How do I let go of my weirded-out feeling and how do I best address this in a follow-up conversation?

WHAT?

You are being way more chill about this than I would be.

It’s an incredible overstep to run a paid background check on your new manager — but what’s really weird here is that he thought he somehow had standing to (a) make it clear to you that he did this and (b) ask you to clarify what he found.

The way he asked you about this sounds like he genuinely thought it was appropriate. He was “doing some research and wanted to clarify what happened”?? Because he didn’t feel he had sufficient details? About something that’s none of his business whatsoever?

Have you seen anything else weird about his judgment? Because this is such a bizarre thing for him to approach you with that I’ve got to think there’s a bigger issue with him. Maybe it’s just incredible naivete — but regardless of what’s at the root, this is just wildly inappropriate and I suspect it’s part of some broader pattern.

And as you note, it’s not that this is a deep, dark secret. It’s just that it’s personal and spectacularly irrelevant to anything he would ever have cause to “research.”

So I don’t think you need to let go of your weirded-out feeling. Your weirded-out feeling is warranted and appropriate.

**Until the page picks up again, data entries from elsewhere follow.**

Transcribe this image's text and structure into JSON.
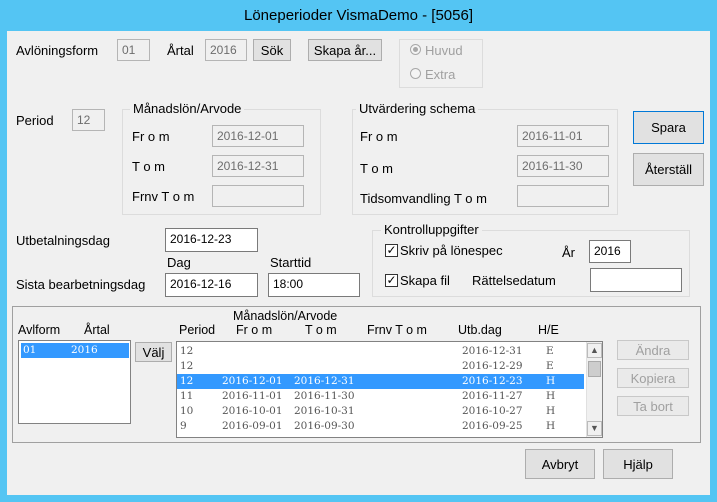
{
  "window": {
    "title": "Löneperioder VismaDemo - [5056]"
  },
  "top": {
    "avloningsform_label": "Avlöningsform",
    "avloningsform_value": "01",
    "artal_label": "Årtal",
    "artal_value": "2016",
    "sok_button": "Sök",
    "skapa_ar_button": "Skapa år...",
    "radio_huvud": "Huvud",
    "radio_extra": "Extra"
  },
  "period": {
    "label": "Period",
    "value": "12"
  },
  "manadslon": {
    "title": "Månadslön/Arvode",
    "from_label": "Fr o m",
    "from_value": "2016-12-01",
    "tom_label": "T o m",
    "tom_value": "2016-12-31",
    "frnv_label": "Frnv T o m",
    "frnv_value": ""
  },
  "utvardering": {
    "title": "Utvärdering schema",
    "from_label": "Fr o m",
    "from_value": "2016-11-01",
    "tom_label": "T o m",
    "tom_value": "2016-11-30",
    "tids_label": "Tidsomvandling T o m",
    "tids_value": ""
  },
  "side_buttons": {
    "spara": "Spara",
    "aterstall": "Återställ"
  },
  "utbetalning": {
    "label": "Utbetalningsdag",
    "value": "2016-12-23",
    "dag_label": "Dag",
    "starttid_label": "Starttid",
    "sista_label": "Sista bearbetningsdag",
    "sista_value": "2016-12-16",
    "starttid_value": "18:00"
  },
  "kontroll": {
    "title": "Kontrolluppgifter",
    "skriv_label": "Skriv på lönespec",
    "skriv_checked": true,
    "ar_label": "År",
    "ar_value": "2016",
    "skapa_fil_label": "Skapa fil",
    "skapa_fil_checked": true,
    "rattelse_label": "Rättelsedatum",
    "rattelse_value": ""
  },
  "bottom": {
    "avlform_header": "Avlform",
    "artal_header": "Årtal",
    "avlform_rows": [
      {
        "avlform": "01",
        "artal": "2016"
      }
    ],
    "valj_button": "Välj",
    "group_header": "Månadslön/Arvode",
    "headers": {
      "period": "Period",
      "from": "Fr o m",
      "tom": "T o m",
      "frnv": "Frnv T o m",
      "utbdag": "Utb.dag",
      "he": "H/E"
    },
    "rows": [
      {
        "period": "12",
        "from": "",
        "tom": "",
        "frnv": "",
        "utbdag": "2016-12-31",
        "he": "E"
      },
      {
        "period": "12",
        "from": "",
        "tom": "",
        "frnv": "",
        "utbdag": "2016-12-29",
        "he": "E"
      },
      {
        "period": "12",
        "from": "2016-12-01",
        "tom": "2016-12-31",
        "frnv": "",
        "utbdag": "2016-12-23",
        "he": "H"
      },
      {
        "period": "11",
        "from": "2016-11-01",
        "tom": "2016-11-30",
        "frnv": "",
        "utbdag": "2016-11-27",
        "he": "H"
      },
      {
        "period": "10",
        "from": "2016-10-01",
        "tom": "2016-10-31",
        "frnv": "",
        "utbdag": "2016-10-27",
        "he": "H"
      },
      {
        "period": "9",
        "from": "2016-09-01",
        "tom": "2016-09-30",
        "frnv": "",
        "utbdag": "2016-09-25",
        "he": "H"
      }
    ],
    "selected_row": 2,
    "andra_button": "Ändra",
    "kopiera_button": "Kopiera",
    "ta_bort_button": "Ta bort"
  },
  "footer": {
    "avbryt": "Avbryt",
    "hjalp": "Hjälp"
  },
  "colors": {
    "titlebar": "#54c5f3",
    "selection": "#3399ff",
    "window_bg": "#f0f0f0"
  }
}
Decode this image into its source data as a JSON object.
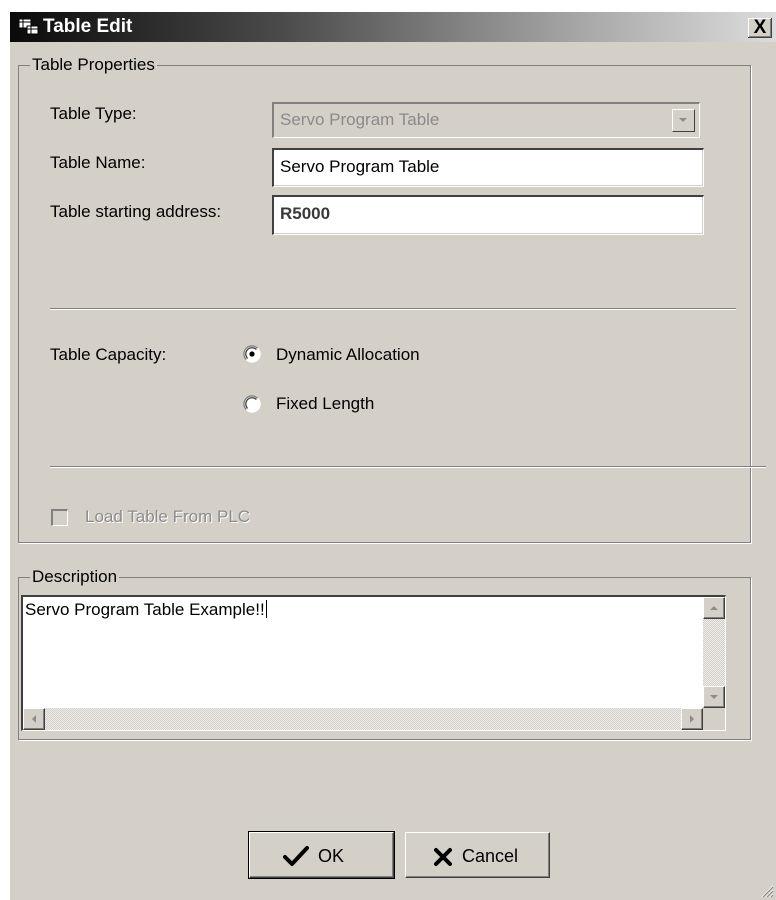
{
  "window": {
    "title": "Table Edit",
    "close_glyph": "X"
  },
  "table_properties": {
    "legend": "Table Properties",
    "table_type_label": "Table Type:",
    "table_type_value": "Servo Program Table",
    "table_name_label": "Table Name:",
    "table_name_value": "Servo Program Table",
    "start_address_label": "Table starting address:",
    "start_address_value": "R5000",
    "capacity_label": "Table Capacity:",
    "capacity_options": [
      {
        "label": "Dynamic Allocation",
        "selected": true
      },
      {
        "label": "Fixed Length",
        "selected": false
      }
    ],
    "load_from_plc_label": "Load Table From PLC",
    "load_from_plc_checked": false,
    "load_from_plc_enabled": false
  },
  "description": {
    "legend": "Description",
    "text": "Servo Program Table Example!!"
  },
  "buttons": {
    "ok_label": "OK",
    "cancel_label": "Cancel"
  },
  "icons": {
    "app": "table-app-icon",
    "ok": "checkmark-icon",
    "cancel": "x-cancel-icon"
  },
  "colors": {
    "dialog_face": "#d4d0c8",
    "title_gradient_start": "#0a0a0a",
    "title_gradient_end": "#dcdcdc",
    "disabled_text": "#8c8c8c"
  }
}
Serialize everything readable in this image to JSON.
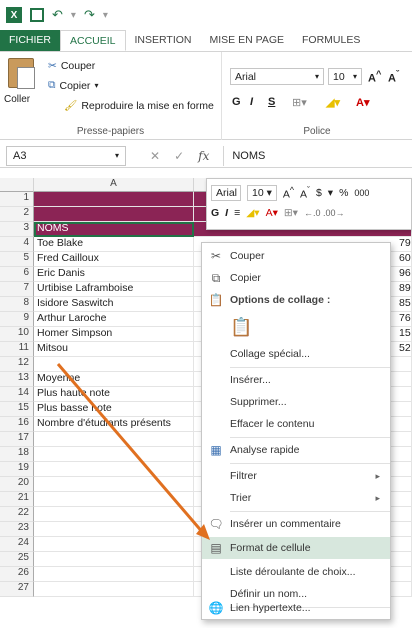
{
  "qat": {
    "app_icon": "excel-icon",
    "save_icon": "save-icon",
    "undo_icon": "undo-icon",
    "redo_icon": "redo-icon"
  },
  "tabs": [
    "FICHIER",
    "ACCUEIL",
    "INSERTION",
    "MISE EN PAGE",
    "FORMULES"
  ],
  "ribbon": {
    "clipboard": {
      "paste_label": "Coller",
      "cut_label": "Couper",
      "copy_label": "Copier",
      "format_painter_label": "Reproduire la mise en forme",
      "group_label": "Presse-papiers"
    },
    "font": {
      "font_name": "Arial",
      "font_size": "10",
      "bold": "G",
      "italic": "I",
      "underline": "S",
      "group_label": "Police"
    }
  },
  "formula_bar": {
    "name_box": "A3",
    "fx_label": "fx",
    "content": "NOMS"
  },
  "columns": [
    "A"
  ],
  "rows": [
    "1",
    "2",
    "3",
    "4",
    "5",
    "6",
    "7",
    "8",
    "9",
    "10",
    "11",
    "12",
    "13",
    "14",
    "15",
    "16",
    "17",
    "18",
    "19",
    "20",
    "21",
    "22",
    "23",
    "24",
    "25",
    "26",
    "27"
  ],
  "cells": {
    "r3": "NOMS",
    "names": [
      "Toe Blake",
      "Fred Cailloux",
      "Eric Danis",
      "Urtibise Laframboise",
      "Isidore Saswitch",
      "Arthur Laroche",
      "Homer Simpson",
      "Mitsou"
    ],
    "r13": "Moyenne",
    "r14": "Plus haute note",
    "r15": "Plus basse note",
    "r16": "Nombre d'étudiants présents",
    "partial_values": [
      "79",
      "60",
      "96",
      "89",
      "85",
      "76",
      "15",
      "52"
    ]
  },
  "mini_toolbar": {
    "font_name": "Arial",
    "font_size": "10",
    "currency": "$",
    "percent": "%",
    "thousands": "000",
    "bold": "G",
    "italic": "I"
  },
  "context_menu": {
    "items": [
      {
        "label": "Couper",
        "icon": "scissors-icon"
      },
      {
        "label": "Copier",
        "icon": "copy-icon"
      },
      {
        "label": "Options de collage :",
        "icon": "paste-icon"
      },
      {
        "label": "",
        "icon": "paste-option-icon"
      },
      {
        "label": "Collage spécial...",
        "icon": ""
      },
      {
        "label": "Insérer...",
        "icon": ""
      },
      {
        "label": "Supprimer...",
        "icon": ""
      },
      {
        "label": "Effacer le contenu",
        "icon": ""
      },
      {
        "label": "Analyse rapide",
        "icon": "quick-analysis-icon"
      },
      {
        "label": "Filtrer",
        "icon": ""
      },
      {
        "label": "Trier",
        "icon": ""
      },
      {
        "label": "Insérer un commentaire",
        "icon": "comment-icon"
      },
      {
        "label": "Format de cellule",
        "icon": "format-cells-icon"
      },
      {
        "label": "Liste déroulante de choix...",
        "icon": ""
      },
      {
        "label": "Définir un nom...",
        "icon": ""
      },
      {
        "label": "Lien hypertexte...",
        "icon": "hyperlink-icon"
      }
    ]
  },
  "colors": {
    "excel_green": "#217346",
    "band": "#8b2455",
    "highlight": "#d7e7dd",
    "arrow": "#e07020"
  }
}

I would say this to him: “I was taken aback last week when you asked me about a traffic incident in my background. Frankly, I was too taken aback to address it in the moment, but I’m not clear on why you were undertaking that kind of background search on me in the first place — and especially on why you decided to inquire with me about it.” And then, depending on his answer, you could say, “I’ll give you the benefit of the doubt and assume you didn’t realize you violated a work boundary here. But I want to make sure that going forward you know that this was inappropriate, everyone you work with deserves privacy, and this is not something you should do again to anyone here.”

And I’d keep a very close eye on his judgment after this, especially around interpersonal stuff — and be prepared to swiftly shut down anything else inappropriate.